Незадолго до смерти мой папа лежал в больнице. Медицина в те годы была слабая, и вылечить его не могли. Я и мама навещали папу три раза в неделю, приносили ему еду. Какое жалкое и унылое это было учреждение! На всю жизнь мне запомнилась эта убогая советская больница. Никогда она не выйдет из моей головы. Полы, протертые до дыр, стены тусклые, как будто мыльные, потолки облупившиеся, двери и оконные рамы тяжелые, старые, шершавые, давно не крашенные. Пациенты одеты в свою домашнюю одежду, как говорится «кто во что», и одежда эта давно ношеная, «бывшая», явно из чулана, из кладовой. Самые жалкие – как всегда старички и старушки. В тряпье, нечесаные, потерянные. Тащатся по коридорам в изношенных тапочках, из уборной в палату и обратно. В руках у них миски, тарелки, ложки. Они ходят мыть свою посуду после завтрака или обеда. Родственники приносят им еду – суп, картофельное пюре, жареную рыбу, кашу, яблоки. Еду приносят всем пациентам, если они не совсем одиноки, и каждый сидит на своей больничной постели и стучит ложкой об миску. В палате тяжелый запах, как в общественной столовой. Уныло и даже гадко. Палаты шестиместные, некрасивые, запущенные. Вообще вся больница неухоженная и запущенная. Все в ней отталкивает, внушает отвращение.

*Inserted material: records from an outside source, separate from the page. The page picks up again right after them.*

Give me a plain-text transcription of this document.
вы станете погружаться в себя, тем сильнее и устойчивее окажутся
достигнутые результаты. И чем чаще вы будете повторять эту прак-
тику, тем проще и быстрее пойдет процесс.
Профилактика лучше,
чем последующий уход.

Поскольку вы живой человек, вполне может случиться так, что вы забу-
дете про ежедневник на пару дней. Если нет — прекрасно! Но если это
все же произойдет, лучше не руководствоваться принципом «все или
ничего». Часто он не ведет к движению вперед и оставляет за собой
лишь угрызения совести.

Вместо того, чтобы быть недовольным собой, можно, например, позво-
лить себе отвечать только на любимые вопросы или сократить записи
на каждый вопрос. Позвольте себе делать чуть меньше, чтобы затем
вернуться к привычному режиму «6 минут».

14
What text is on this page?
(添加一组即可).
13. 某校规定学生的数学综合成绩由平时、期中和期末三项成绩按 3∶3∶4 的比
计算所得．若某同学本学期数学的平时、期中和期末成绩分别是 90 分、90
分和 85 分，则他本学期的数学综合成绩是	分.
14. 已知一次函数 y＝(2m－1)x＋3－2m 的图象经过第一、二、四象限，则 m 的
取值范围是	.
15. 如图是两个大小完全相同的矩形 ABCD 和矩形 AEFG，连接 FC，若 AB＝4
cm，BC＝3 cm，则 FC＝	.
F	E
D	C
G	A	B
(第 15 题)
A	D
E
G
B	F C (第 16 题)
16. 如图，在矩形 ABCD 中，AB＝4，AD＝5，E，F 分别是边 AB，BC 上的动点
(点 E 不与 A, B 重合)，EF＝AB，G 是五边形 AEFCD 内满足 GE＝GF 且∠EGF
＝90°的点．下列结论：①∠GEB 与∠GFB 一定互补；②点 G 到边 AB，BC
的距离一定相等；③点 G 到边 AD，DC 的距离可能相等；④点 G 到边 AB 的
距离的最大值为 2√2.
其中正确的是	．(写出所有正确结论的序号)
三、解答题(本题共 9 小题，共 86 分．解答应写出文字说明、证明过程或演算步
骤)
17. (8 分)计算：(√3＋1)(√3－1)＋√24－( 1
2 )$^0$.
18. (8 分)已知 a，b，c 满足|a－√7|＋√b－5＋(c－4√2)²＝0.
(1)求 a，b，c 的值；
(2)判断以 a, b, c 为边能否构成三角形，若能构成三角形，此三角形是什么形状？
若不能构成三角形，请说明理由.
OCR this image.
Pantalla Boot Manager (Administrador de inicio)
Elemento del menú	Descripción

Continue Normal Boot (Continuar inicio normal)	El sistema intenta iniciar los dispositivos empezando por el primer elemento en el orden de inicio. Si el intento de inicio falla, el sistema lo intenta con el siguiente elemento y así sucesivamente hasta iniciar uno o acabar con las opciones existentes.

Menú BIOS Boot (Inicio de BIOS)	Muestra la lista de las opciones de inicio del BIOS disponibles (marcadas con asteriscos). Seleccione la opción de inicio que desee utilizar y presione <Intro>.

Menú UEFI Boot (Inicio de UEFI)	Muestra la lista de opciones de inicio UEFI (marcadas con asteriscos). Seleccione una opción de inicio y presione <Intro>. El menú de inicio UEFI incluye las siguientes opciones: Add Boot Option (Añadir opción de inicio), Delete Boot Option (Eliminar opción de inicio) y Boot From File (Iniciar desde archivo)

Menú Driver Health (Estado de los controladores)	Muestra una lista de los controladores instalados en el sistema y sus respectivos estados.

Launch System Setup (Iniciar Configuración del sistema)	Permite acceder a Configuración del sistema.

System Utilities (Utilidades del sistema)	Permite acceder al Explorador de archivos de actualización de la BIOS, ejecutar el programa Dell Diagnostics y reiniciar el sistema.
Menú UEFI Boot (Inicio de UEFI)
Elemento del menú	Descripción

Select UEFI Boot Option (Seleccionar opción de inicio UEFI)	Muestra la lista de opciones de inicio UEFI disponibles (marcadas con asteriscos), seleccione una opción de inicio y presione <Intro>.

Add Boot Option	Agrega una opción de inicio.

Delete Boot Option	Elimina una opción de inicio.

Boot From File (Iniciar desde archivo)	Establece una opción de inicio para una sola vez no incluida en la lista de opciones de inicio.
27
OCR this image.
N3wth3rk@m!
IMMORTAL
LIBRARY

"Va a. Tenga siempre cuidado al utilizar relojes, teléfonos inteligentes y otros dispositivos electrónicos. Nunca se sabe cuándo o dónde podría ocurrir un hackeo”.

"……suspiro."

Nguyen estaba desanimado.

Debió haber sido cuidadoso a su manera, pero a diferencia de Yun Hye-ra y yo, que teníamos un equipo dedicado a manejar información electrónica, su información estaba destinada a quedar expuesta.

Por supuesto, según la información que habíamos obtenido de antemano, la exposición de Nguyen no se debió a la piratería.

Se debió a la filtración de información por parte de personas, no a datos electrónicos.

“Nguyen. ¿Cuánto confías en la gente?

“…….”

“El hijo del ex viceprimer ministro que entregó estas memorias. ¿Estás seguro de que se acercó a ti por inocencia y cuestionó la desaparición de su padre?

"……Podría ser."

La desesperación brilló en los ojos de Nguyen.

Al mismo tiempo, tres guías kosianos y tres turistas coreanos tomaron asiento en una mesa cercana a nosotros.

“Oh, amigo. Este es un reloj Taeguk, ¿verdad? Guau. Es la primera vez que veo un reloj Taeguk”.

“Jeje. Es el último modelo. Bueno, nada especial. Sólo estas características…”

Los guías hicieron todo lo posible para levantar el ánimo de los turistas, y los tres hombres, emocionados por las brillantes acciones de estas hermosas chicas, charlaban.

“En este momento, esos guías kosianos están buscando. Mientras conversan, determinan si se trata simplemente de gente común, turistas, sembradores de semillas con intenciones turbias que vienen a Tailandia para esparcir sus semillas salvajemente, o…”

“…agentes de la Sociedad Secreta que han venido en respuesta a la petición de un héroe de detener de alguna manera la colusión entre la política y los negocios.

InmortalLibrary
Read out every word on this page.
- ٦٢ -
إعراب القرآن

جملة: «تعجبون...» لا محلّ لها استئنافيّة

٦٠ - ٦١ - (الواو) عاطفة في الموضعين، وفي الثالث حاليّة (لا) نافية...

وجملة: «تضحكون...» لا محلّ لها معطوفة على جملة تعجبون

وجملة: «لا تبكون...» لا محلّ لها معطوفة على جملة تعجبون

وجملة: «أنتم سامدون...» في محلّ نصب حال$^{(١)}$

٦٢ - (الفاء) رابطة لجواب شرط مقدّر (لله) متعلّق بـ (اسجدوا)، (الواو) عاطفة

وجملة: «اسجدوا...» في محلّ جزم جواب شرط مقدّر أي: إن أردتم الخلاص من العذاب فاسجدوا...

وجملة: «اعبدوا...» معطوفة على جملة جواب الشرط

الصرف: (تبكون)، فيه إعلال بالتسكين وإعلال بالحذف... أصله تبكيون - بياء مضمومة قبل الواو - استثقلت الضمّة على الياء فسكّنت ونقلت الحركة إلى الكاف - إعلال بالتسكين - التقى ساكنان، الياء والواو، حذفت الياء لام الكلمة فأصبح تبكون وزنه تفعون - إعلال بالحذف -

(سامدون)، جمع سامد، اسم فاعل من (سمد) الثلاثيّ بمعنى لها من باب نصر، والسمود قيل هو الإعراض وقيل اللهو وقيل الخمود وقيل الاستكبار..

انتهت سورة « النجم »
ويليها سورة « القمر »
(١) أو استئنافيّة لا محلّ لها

В палате моего папы сложилась нехорошая моральная атмосфера. Трое больных, рабочие с одного завода, днем спали, к вечеру высыпались и до глубокой ночи громко разговаривали, играли в карты, смеялись, спорили, ели, слушали радио, стучали костяшками домино, курили в форточку. Им было скучно, и они себя развлекали. А остальные трое, включая моего папу, мучились, страдали и умоляли эту бойкую компанию угомониться. А те в ответ грубили, хамили и угрожали. А утром, после процедур, эти трое рабочих заваливались спать и были очень недовольны и страшно раздражались, когда в палате громко разговаривали, гремели посудой, слушали радио. И снова они грубили, хамили и угрожали. И никто ничего не мог сделать. Папа жаловался докторам, но те не вмешивались. Папа нервничал, слабел. С большими усилиями, поднеся дежурному врачу коробку шоколадных конфет и бутылку коньяку, нам с мамой удалось договориться о переводе папы в другую палату. Помню, я тогда подумала, что это безумие – работать в больнице.